After installation of the quarantine rule on each of the switches 114-116 in the domain, PDUs received from the client 110 are automatically segregated into the quarantine VLAN independently of where in the first domain that the client attempts to gain access and independently of the content of the PDU. If the infected client 110 transmits a packet to the first switch 114, for example, the switch 114 applies (660) the VLAN isolation rule and bridges the received packet to the quarantine VLAN. Similarly, if the client 110 moves (670) within the first domain and re-establishes access at the second switch 115, the packet 630 transmitted to the second switch 115 is automatically bridged to the quarantine VLAN in accordance with the VLAN isolation rule, thereby preventing the infected client from moving around the network and extending the scope of the infection. As illustrated, the packets 620, 630 from the infected client 110 may be distributed to the third switch 116 for additional inspection, to firewall 105, or both. One of ordinary skill in the art will appreciate that the PDUs from the infected client 110 may also be subjected to an ACL rule adapted to segregate the suspicious traffic and prevent the client 110 from gaining access to any of the access points in the first domain. In some embodiments, the network user is informed that the offending device has been isolated and then offer software downloads or other solutions to repair the device before allowing the device back onto the network.

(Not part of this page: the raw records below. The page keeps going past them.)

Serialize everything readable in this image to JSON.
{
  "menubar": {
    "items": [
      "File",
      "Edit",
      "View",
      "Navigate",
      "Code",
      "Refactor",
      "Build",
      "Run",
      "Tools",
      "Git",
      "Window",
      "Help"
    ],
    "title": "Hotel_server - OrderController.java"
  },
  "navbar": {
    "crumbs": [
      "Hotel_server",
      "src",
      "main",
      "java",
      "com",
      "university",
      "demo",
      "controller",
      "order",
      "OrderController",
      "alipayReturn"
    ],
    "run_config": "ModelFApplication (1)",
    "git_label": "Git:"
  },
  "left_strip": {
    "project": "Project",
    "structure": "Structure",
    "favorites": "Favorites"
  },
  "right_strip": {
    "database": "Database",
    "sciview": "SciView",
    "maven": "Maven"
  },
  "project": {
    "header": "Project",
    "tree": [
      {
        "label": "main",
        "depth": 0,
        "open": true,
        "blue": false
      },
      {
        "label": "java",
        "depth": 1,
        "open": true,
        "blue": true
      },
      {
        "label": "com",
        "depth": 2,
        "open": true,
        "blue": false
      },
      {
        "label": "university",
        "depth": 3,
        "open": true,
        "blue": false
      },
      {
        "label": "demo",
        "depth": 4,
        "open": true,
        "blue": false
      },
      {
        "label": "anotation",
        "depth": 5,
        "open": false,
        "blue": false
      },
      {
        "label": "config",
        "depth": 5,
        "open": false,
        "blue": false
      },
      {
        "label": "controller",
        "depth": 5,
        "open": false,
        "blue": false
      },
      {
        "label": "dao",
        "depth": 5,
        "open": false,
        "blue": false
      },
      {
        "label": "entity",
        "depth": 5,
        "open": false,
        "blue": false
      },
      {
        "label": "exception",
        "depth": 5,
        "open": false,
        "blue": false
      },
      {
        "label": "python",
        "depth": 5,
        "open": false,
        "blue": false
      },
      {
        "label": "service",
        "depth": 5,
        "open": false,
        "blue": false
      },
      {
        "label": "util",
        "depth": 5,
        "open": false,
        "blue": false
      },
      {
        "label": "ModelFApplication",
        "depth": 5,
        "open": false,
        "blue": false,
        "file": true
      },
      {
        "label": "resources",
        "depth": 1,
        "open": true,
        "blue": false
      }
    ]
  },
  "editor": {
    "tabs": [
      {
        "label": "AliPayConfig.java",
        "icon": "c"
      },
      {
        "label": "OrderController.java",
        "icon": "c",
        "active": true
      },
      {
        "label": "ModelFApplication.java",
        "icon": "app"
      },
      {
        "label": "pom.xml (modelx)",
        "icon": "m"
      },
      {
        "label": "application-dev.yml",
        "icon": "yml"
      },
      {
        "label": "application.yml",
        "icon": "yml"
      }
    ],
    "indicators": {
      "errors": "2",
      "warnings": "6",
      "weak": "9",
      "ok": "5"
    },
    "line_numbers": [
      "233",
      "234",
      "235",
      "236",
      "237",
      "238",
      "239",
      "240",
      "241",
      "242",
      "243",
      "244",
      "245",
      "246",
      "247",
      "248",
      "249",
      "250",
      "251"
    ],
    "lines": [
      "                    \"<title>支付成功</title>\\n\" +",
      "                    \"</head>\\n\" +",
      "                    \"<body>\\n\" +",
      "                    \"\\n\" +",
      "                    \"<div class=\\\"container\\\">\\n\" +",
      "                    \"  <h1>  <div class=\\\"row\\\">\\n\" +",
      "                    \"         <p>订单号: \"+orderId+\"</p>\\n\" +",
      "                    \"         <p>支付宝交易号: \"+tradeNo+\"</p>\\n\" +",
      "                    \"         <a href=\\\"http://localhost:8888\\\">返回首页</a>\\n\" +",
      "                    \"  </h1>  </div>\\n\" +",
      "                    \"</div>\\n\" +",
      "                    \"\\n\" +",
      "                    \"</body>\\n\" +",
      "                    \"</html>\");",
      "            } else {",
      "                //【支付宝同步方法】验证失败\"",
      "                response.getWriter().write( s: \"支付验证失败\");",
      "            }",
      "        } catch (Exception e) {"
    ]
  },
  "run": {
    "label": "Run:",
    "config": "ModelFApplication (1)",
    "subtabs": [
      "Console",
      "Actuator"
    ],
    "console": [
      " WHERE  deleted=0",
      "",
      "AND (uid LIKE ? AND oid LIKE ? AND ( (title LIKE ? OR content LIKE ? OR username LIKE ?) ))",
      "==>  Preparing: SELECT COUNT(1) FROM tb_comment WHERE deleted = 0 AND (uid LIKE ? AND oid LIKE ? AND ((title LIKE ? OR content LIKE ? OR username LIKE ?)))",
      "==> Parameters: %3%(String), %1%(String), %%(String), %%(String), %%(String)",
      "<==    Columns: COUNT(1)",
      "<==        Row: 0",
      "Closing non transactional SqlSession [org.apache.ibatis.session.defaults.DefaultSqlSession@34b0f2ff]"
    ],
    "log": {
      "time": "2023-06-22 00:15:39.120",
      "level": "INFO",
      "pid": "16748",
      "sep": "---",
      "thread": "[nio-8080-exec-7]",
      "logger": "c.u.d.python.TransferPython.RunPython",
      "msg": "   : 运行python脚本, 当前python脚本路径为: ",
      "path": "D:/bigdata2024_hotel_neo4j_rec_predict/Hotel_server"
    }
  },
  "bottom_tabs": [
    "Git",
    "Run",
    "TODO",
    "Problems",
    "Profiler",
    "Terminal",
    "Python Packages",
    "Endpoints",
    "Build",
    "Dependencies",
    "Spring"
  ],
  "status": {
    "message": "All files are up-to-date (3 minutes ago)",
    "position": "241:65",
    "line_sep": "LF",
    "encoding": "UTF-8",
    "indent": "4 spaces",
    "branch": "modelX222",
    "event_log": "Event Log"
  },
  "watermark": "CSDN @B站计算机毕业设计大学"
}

The AQE 120 of the preferred embodiment is also adapted to generate scripts, to reverse or otherwise repeal the isolation rules within the domain once it is safe to do so. The reversal scripts may be distributed upon the initiation of the network administrator or automatically after a pre-determined period of time has elapsed, for example. In some embodiments, the information about the MAC and IP addresses of the offending devices are stored so that the operator may later removing the MAC rule and restore service to the quarantined device.
Although the description above contains many specifications, these should not be construed as limiting the scope of the invention but as merely providing illustrations of some of the presently preferred embodiments of this invention.
Therefore, the invention has been disclosed by way of example and not limitation, and reference should be made to the following claims to determine the scope of the present invention.